Every year I go nuts and carve a ton of pumpkins. One year my sister and I carved ALL NIGHT LONG to have a bazillion as decor for my nephew’s birthday. I remember loading up every space of the car with fresh pumpkins that had gone on clearance at Walmart. I looked like a crazy person driving down there with them shoved up against the hatch of the car and the passenger windows in the back seat.
That little situation gave me blisters and a nasty pumpkin innards rash on my forearms. I wouldn’t change a thing about it though. It was so much fun and so awesome to see all of our creations lit up!
Today I’m going to show you how to make a solar jack-o-lantern out of a fake Funkin style pumpkin that will last forever and you won’t have to worry about lighting every night. I love mine and get so excited when I pull up into the driveway and see that it’s glowing bright on the porch without any effort from me!
For this project you will need:
- Fake pumpkin
- Pumpkin carving pattern
- Hot knife (doubles as a wood burner so you can get lots of use out of it)
- Inexpensive outdoor solar light stake
First you’ll need to carve your pumpkin. I found this fab Cat Got Your Tongue? pumpkin pattern at Zombie Pumpkins. It’s my go to site for awesome patterns every year. There is a small fee to download patterns but it’s super inexpensive and there are different tiers depending on just how many you want to print out.
Carve your pumpkin as you normally would. I applied my stencil with a repositionable spray adhesive and used a safety pin to make the marks through to the pumpkin. A hot knife made quick work of the cuts and soon I was ready to keep on a goin’.
Need help with getting your pattern onto the pumpkin? Check out this old post on using Stick N Carve sheets for pumpkin carving. Need help with the hot knife? Check out this quick project to get the basics on how to carve a foam pumpkin with a hot knife.
In the lawn and garden section of Walmart you can snag up $0.97 solar light stakes that you stick in the ground. They aren’t super powerful but they do a pretty good job lighting up a small amount of space.
Trace the shape of the top onto the back of your pumpkin, up high near the stem.
Remove the top portion of the solar light and pull the tab. Be sure to flip an on switch if necessary.

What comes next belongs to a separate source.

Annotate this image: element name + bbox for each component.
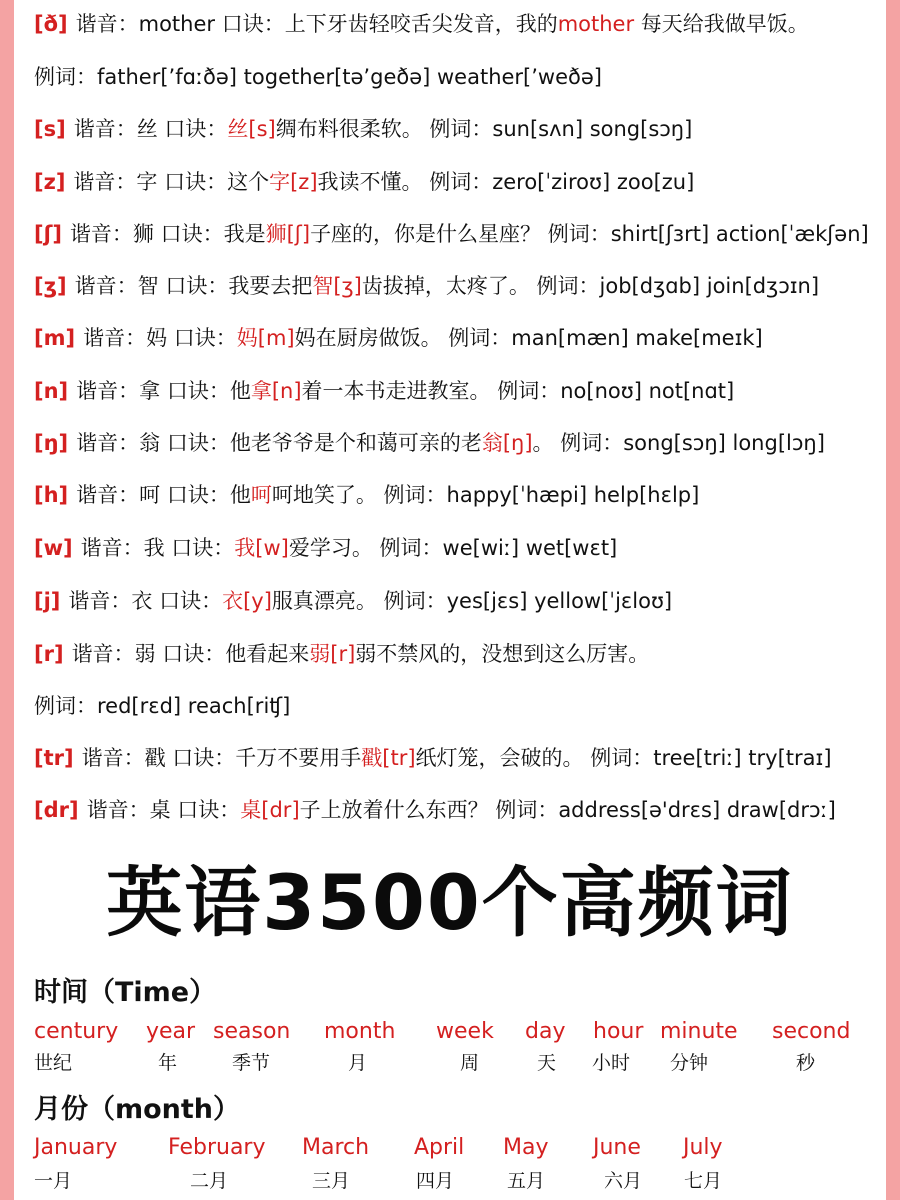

Using your traced shape carve just inside of that line with your hot knife.
Push the solar light into the back with the light pointing inward. You want your opening to be a tight fit so that the light stays put and doesn’t fall into the pumpkin. Take care not to remove it too many times. I had a kiddo keep messing with this one and it’s constantly falling inside the pumpkin now!
This project was super simple and crazy inexpensive of a hack. I mean, I’ve spent more on little battery operated disco lights and then had to pay to replace the batteries before Halloween even happened! And if you’re already done with Halloween decorating be sure to pin this idea and snag some carve-able foam pumpkins on clearance so you’ll be all set for next year!